In a rarely undertaken analysis of ethnomedicine of migrants from a temperate climate who have settled in the subtropical climate of South America, Monika Kujawska (this issue) attends to the continuities and changes in complementary medicine (mainly medical ethnobotany) of a Polish migrant community in Argentina. Faced with unknown flora and fauna upon their arrival in the late 1930s, Polish migrants, and later their descendants born in Argentina, acquired their knowledge about medicinal plants primarily from Paraguayan Mestizo migrants and the descendants of nineteenth-century Polish migrants to Brazil who eventually settled in studied communities.
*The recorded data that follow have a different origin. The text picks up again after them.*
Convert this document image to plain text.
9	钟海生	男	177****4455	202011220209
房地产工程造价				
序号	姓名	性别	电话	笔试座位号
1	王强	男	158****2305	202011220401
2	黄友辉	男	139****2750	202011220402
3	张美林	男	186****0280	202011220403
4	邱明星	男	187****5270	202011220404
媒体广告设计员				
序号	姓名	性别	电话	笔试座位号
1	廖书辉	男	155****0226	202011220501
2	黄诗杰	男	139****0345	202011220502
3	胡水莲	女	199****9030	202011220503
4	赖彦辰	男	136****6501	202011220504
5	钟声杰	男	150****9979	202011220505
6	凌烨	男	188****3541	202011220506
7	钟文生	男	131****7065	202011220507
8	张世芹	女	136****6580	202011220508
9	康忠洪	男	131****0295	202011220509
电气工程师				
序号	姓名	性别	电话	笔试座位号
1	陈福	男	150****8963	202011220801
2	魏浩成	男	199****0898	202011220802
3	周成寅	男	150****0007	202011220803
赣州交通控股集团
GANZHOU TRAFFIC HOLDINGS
Aiming at describing ‘patterns’ of medical pluralism, the notion that she has found useful in her field site, Kujawska argues that phytotherapy has remained a preferred form of illness healing, which is partly due to the weakness of biomedical healthcare in the region. Moreover, some plants (e.g. tea) also serve as cultural markers of identity to an extent far exceeding their importance in folk medicine in the migrants’ country of origin. Despite the medicalisation of both childbirth and fractures, and biomedicine's claims to monopoly, different treatment systems coexist in a competitive relationship with one another while the local (Polish) population still turns primarily to self-medication with herbal medicines and to local healers.

The contributors to this special issue invite us to build on and critically engage with the notion of medical pluralism. In fact, the concept of ‘medical pluralism’ is rarely used here; rather, it serves as a springboard for attending to phenomena that, depending on their context and theoretical framework, are labelled ‘medical diversity’, ‘medicoscapes’, and ‘medical landscape(s)’. All these terms have proved to be useful in the analyses presented in this collection.

Acknowledgements

We would like to thank three anonymous A&M reviewers for their helpful comments.

Disclosure statement

No potential conflict of interest was reported by the authors.